Deux ans plus tard, une mère de famille est tuée par un pneu échappé d'un camion de la marque Mitsubishi. Alors qu'on aurait pu croire que le scandale précédent avait incité les responsables à régler le problème, les conclusions de l'enquête démontrent que le fabricant dissimulait sciemment les défauts de ses véhicules et exerçait des pressions sur les transporteurs pour cacher les incidents... depuis 1977! Déconsidérée et avec des ventes en chute libre, l'entreprise n'a du sa survie qu'à la puissance du conglomérat Mitsubishi dont elle fait partie. On relèvera cependant que les dirigeants n'écopèrent que de peines avec sursis et la compagnie elle-même échappa à toute sanction financière.

2 commentaires:

Livia a dit…

Soratobu Taiya est en effet une grande réussite ; je rejoins tous les louanges que tu lui adresses justement et partage ta (superbe) analyse ! La richesse de la série tient à sa faculté de mêler une approche humaine et sociale (le milieu de l'entreprise) et une construction qui s'apparente à un thriller et qui tient en effet en haleine du début à la fin. Elle aura été une bien belle découverte. Merci également de prendre le soin de replacer ces enjeux dans le contexte du scandale qui inspira cette série ; c'est assez rare de voir ainsi des dramas abordés frontalement ces thèmes.

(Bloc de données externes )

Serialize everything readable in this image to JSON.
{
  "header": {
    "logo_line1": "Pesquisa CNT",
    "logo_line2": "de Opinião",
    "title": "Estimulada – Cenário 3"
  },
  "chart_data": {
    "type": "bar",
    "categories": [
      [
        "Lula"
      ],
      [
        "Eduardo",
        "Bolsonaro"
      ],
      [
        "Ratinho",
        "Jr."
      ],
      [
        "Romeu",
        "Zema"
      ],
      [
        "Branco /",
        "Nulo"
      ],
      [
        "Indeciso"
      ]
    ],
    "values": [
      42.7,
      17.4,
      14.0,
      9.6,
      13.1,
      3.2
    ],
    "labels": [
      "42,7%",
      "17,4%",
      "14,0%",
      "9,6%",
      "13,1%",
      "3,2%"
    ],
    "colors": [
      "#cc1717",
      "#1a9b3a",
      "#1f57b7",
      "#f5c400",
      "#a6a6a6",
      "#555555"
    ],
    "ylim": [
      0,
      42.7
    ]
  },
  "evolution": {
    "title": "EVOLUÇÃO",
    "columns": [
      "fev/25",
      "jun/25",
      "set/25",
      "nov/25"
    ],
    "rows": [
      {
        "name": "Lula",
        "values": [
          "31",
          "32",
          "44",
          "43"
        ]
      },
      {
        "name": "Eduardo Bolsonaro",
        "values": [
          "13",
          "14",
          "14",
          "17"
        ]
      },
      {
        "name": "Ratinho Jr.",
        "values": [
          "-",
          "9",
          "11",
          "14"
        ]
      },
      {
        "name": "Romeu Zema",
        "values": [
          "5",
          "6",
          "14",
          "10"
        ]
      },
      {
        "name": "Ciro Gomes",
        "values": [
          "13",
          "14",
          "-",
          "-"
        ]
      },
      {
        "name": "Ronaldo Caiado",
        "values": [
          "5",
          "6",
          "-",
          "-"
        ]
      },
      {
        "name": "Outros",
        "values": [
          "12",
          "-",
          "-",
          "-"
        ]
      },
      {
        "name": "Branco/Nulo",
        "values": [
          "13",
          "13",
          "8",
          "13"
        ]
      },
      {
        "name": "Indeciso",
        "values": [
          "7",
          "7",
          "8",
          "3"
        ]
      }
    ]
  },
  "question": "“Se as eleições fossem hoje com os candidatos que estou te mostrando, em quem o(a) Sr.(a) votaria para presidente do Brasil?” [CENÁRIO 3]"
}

Sinon, pour rebondir sur ton introduction, et la recherche de la série à suspense qui captive du début à la fin, dans un tout autre genre, qui démontre que malgré tout les japonais peuvent aussi réussir des thrillers, si ce n'est pas déjà visionné, je te conseille fortement de jeter un oeil à Gaiji Keisatsu. Elle investit le domaine de l'espionnage et reste à ce jour, à mes yeux, le seul dorama que j'ai pu voir à avoir réussi à traiter avec crédibilité cette thématique en sachant construire un vrai suspense. Là également on est tenu en haleine du début à la fin !

Asa a dit…

La richesse de la série tient à sa faculté de mêler une approche humaine et sociale (le milieu de l'entreprise) et une construction qui s'apparente à un thriller et qui tient en effet en haleine du début à la fin.

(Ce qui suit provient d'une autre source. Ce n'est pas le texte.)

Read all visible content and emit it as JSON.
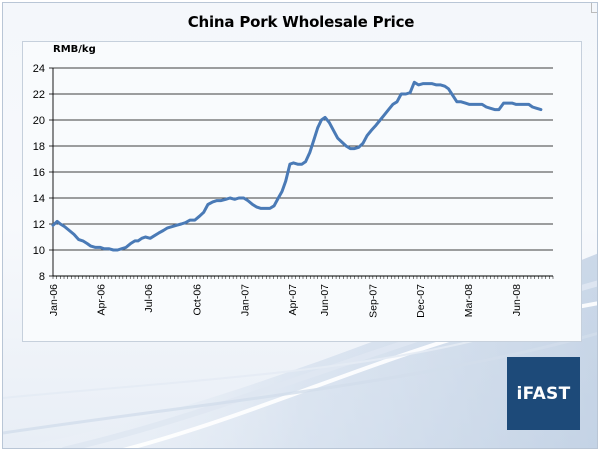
{
  "chart_data": {
    "type": "line",
    "title": "China Pork Wholesale Price",
    "ylabel": "RMB/kg",
    "ylim": [
      8,
      24
    ],
    "yticks": [
      8,
      10,
      12,
      14,
      16,
      18,
      20,
      22,
      24
    ],
    "xticks": [
      "Jan-06",
      "Apr-06",
      "Jul-06",
      "Oct-06",
      "Jan-07",
      "Apr-07",
      "Jun-07",
      "Sep-07",
      "Dec-07",
      "Mar-08",
      "Jun-08"
    ],
    "grid": true,
    "legend": "none",
    "series": [
      {
        "color": "#4a7ab6",
        "x": [
          "2006-01-01",
          "2006-01-09",
          "2006-01-15",
          "2006-01-23",
          "2006-02-01",
          "2006-02-10",
          "2006-02-19",
          "2006-02-27",
          "2006-03-07",
          "2006-03-14",
          "2006-03-23",
          "2006-04-01",
          "2006-04-08",
          "2006-04-17",
          "2006-04-26",
          "2006-05-04",
          "2006-05-12",
          "2006-05-20",
          "2006-05-29",
          "2006-06-06",
          "2006-06-12",
          "2006-06-19",
          "2006-06-26",
          "2006-07-05",
          "2006-07-13",
          "2006-07-21",
          "2006-07-30",
          "2006-08-07",
          "2006-08-16",
          "2006-08-24",
          "2006-09-02",
          "2006-09-10",
          "2006-09-19",
          "2006-09-28",
          "2006-10-07",
          "2006-10-15",
          "2006-10-23",
          "2006-11-01",
          "2006-11-09",
          "2006-11-17",
          "2006-11-26",
          "2006-12-04",
          "2006-12-13",
          "2006-12-21",
          "2006-12-30",
          "2007-01-07",
          "2007-01-16",
          "2007-01-24",
          "2007-02-01",
          "2007-02-10",
          "2007-02-18",
          "2007-02-26",
          "2007-03-06",
          "2007-03-13",
          "2007-03-20",
          "2007-03-28",
          "2007-04-04",
          "2007-04-12",
          "2007-04-20",
          "2007-04-27",
          "2007-05-05",
          "2007-05-13",
          "2007-05-20",
          "2007-05-27",
          "2007-06-03",
          "2007-06-11",
          "2007-06-19",
          "2007-06-27",
          "2007-07-05",
          "2007-07-13",
          "2007-07-21",
          "2007-07-29",
          "2007-08-06",
          "2007-08-14",
          "2007-08-22",
          "2007-08-30",
          "2007-09-08",
          "2007-09-16",
          "2007-09-24",
          "2007-10-02",
          "2007-10-10",
          "2007-10-18",
          "2007-10-26",
          "2007-11-04",
          "2007-11-12",
          "2007-11-20",
          "2007-11-28",
          "2007-12-07",
          "2007-12-15",
          "2007-12-23",
          "2008-01-01",
          "2008-01-09",
          "2008-01-17",
          "2008-01-24",
          "2008-02-01",
          "2008-02-09",
          "2008-02-17",
          "2008-02-25",
          "2008-03-04",
          "2008-03-12",
          "2008-03-20",
          "2008-03-28",
          "2008-04-05",
          "2008-04-13",
          "2008-04-21",
          "2008-04-29",
          "2008-05-08",
          "2008-05-16",
          "2008-05-24",
          "2008-06-01",
          "2008-06-09",
          "2008-06-17",
          "2008-06-25",
          "2008-07-02",
          "2008-07-10",
          "2008-07-18"
        ],
        "values": [
          11.9,
          12.2,
          12.0,
          11.8,
          11.5,
          11.2,
          10.8,
          10.7,
          10.5,
          10.3,
          10.2,
          10.2,
          10.1,
          10.1,
          10.0,
          10.0,
          10.1,
          10.2,
          10.5,
          10.7,
          10.7,
          10.9,
          11.0,
          10.9,
          11.1,
          11.3,
          11.5,
          11.7,
          11.8,
          11.9,
          12.0,
          12.1,
          12.3,
          12.3,
          12.6,
          12.9,
          13.5,
          13.7,
          13.8,
          13.8,
          13.9,
          14.0,
          13.9,
          14.0,
          14.0,
          13.8,
          13.5,
          13.3,
          13.2,
          13.2,
          13.2,
          13.4,
          14.0,
          14.5,
          15.3,
          16.6,
          16.7,
          16.6,
          16.6,
          16.8,
          17.5,
          18.5,
          19.4,
          20.0,
          20.2,
          19.8,
          19.2,
          18.6,
          18.3,
          18.0,
          17.8,
          17.8,
          17.9,
          18.2,
          18.8,
          19.2,
          19.6,
          20.0,
          20.4,
          20.8,
          21.2,
          21.4,
          22.0,
          22.0,
          22.1,
          22.9,
          22.7,
          22.8,
          22.8,
          22.8,
          22.7,
          22.7,
          22.6,
          22.4,
          21.9,
          21.4,
          21.4,
          21.3,
          21.2,
          21.2,
          21.2,
          21.2,
          21.0,
          20.9,
          20.8,
          20.8,
          21.3,
          21.3,
          21.3,
          21.2,
          21.2,
          21.2,
          21.2,
          21.0,
          20.9,
          20.8
        ]
      }
    ]
  },
  "branding": {
    "logo_text": "iFAST"
  }
}
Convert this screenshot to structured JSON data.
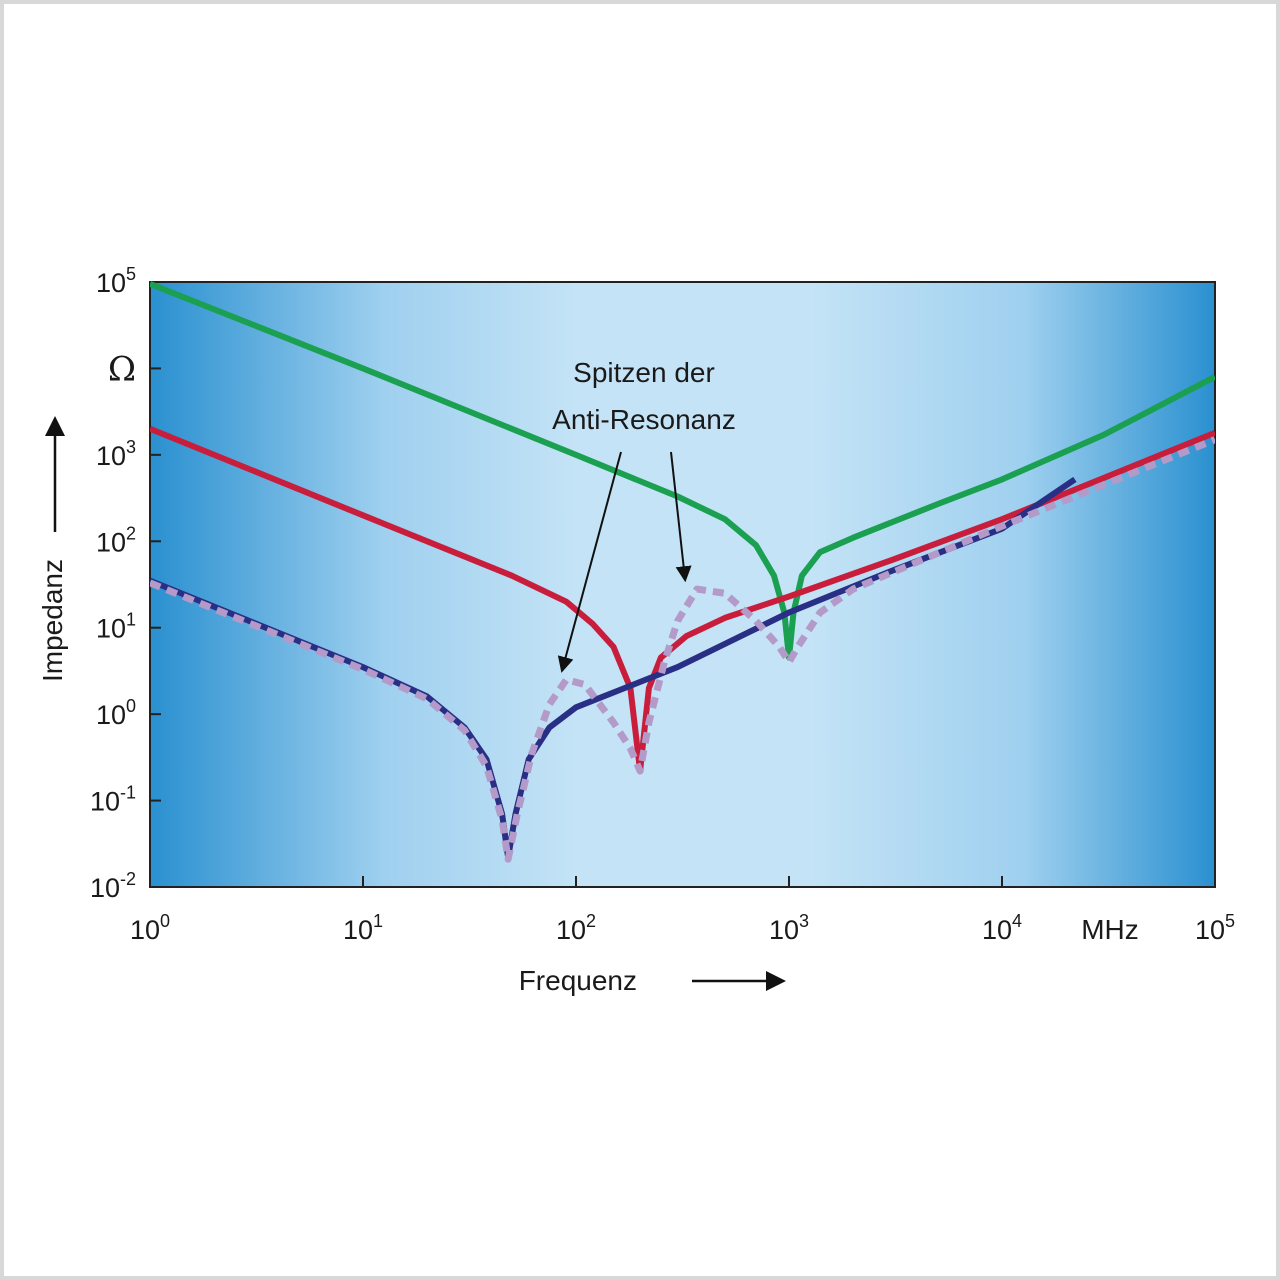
{
  "chart_data": {
    "type": "line",
    "title": "",
    "xlabel": "Frequenz",
    "ylabel": "Impedanz",
    "x_unit": "MHz",
    "y_unit": "Ω",
    "x_scale": "log",
    "y_scale": "log",
    "xlim": [
      1,
      100000
    ],
    "ylim": [
      0.01,
      100000
    ],
    "x_ticks": [
      {
        "base": "10",
        "exp": "0"
      },
      {
        "base": "10",
        "exp": "1"
      },
      {
        "base": "10",
        "exp": "2"
      },
      {
        "base": "10",
        "exp": "3"
      },
      {
        "base": "10",
        "exp": "4"
      },
      {
        "base": "10",
        "exp": "5"
      }
    ],
    "y_ticks": [
      {
        "base": "10",
        "exp": "-2"
      },
      {
        "base": "10",
        "exp": "-1"
      },
      {
        "base": "10",
        "exp": "0"
      },
      {
        "base": "10",
        "exp": "1"
      },
      {
        "base": "10",
        "exp": "2"
      },
      {
        "base": "10",
        "exp": "3"
      },
      {
        "base": "10",
        "exp": "5"
      }
    ],
    "annotation": {
      "lines": [
        "Spitzen der",
        "Anti-Resonanz"
      ],
      "targets": [
        [
          90,
          2.5
        ],
        [
          370,
          28
        ]
      ]
    },
    "series": [
      {
        "color": "#1aa050",
        "style": "solid",
        "points": [
          [
            1,
            95000
          ],
          [
            10,
            10000
          ],
          [
            100,
            1000
          ],
          [
            300,
            330
          ],
          [
            500,
            180
          ],
          [
            700,
            90
          ],
          [
            850,
            40
          ],
          [
            950,
            15
          ],
          [
            1000,
            4.5
          ],
          [
            1050,
            15
          ],
          [
            1150,
            40
          ],
          [
            1400,
            75
          ],
          [
            2000,
            110
          ],
          [
            5000,
            270
          ],
          [
            10000,
            520
          ],
          [
            30000,
            1700
          ],
          [
            100000,
            8000
          ]
        ]
      },
      {
        "color": "#c81e3c",
        "style": "solid",
        "points": [
          [
            1,
            2000
          ],
          [
            10,
            200
          ],
          [
            50,
            40
          ],
          [
            90,
            20
          ],
          [
            120,
            11
          ],
          [
            150,
            6
          ],
          [
            180,
            2
          ],
          [
            200,
            0.22
          ],
          [
            220,
            2
          ],
          [
            250,
            4.5
          ],
          [
            330,
            8
          ],
          [
            500,
            13
          ],
          [
            1000,
            23
          ],
          [
            3000,
            60
          ],
          [
            10000,
            180
          ],
          [
            100000,
            1800
          ]
        ]
      },
      {
        "color": "#2a2f86",
        "style": "solid",
        "points": [
          [
            1,
            35
          ],
          [
            10,
            3.5
          ],
          [
            20,
            1.6
          ],
          [
            30,
            0.7
          ],
          [
            38,
            0.3
          ],
          [
            45,
            0.07
          ],
          [
            48,
            0.022
          ],
          [
            52,
            0.07
          ],
          [
            60,
            0.3
          ],
          [
            75,
            0.7
          ],
          [
            100,
            1.2
          ],
          [
            300,
            3.5
          ],
          [
            1000,
            15
          ],
          [
            3000,
            45
          ],
          [
            10000,
            140
          ],
          [
            22000,
            520
          ]
        ]
      },
      {
        "color": "#b49ac8",
        "style": "dashed",
        "points": [
          [
            1,
            33
          ],
          [
            10,
            3.3
          ],
          [
            20,
            1.5
          ],
          [
            30,
            0.65
          ],
          [
            38,
            0.25
          ],
          [
            45,
            0.06
          ],
          [
            48,
            0.021
          ],
          [
            53,
            0.07
          ],
          [
            62,
            0.35
          ],
          [
            75,
            1.3
          ],
          [
            90,
            2.5
          ],
          [
            110,
            2.2
          ],
          [
            150,
            0.8
          ],
          [
            180,
            0.4
          ],
          [
            200,
            0.22
          ],
          [
            220,
            0.8
          ],
          [
            260,
            4
          ],
          [
            300,
            12
          ],
          [
            370,
            28
          ],
          [
            500,
            25
          ],
          [
            700,
            12
          ],
          [
            900,
            6
          ],
          [
            1000,
            4
          ],
          [
            1100,
            6
          ],
          [
            1400,
            15
          ],
          [
            2000,
            28
          ],
          [
            10000,
            150
          ],
          [
            100000,
            1500
          ]
        ]
      }
    ]
  }
}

Ou comment trouver la phrase juste, pour dire ce que j'ai essayé d'exprimer au moyen d'une longue note. C'est exactement cela! Au-delà d'un excellent divertissement, c'est bien ce qu'il nous apprend du Japon, de sa culture et de sa société, qui rend Soratobu Taiya passionnant.

Merci beaucoup pour l'indication concernant Gaiji Keisatsu, que je note donc dans ma liste de séries à voir.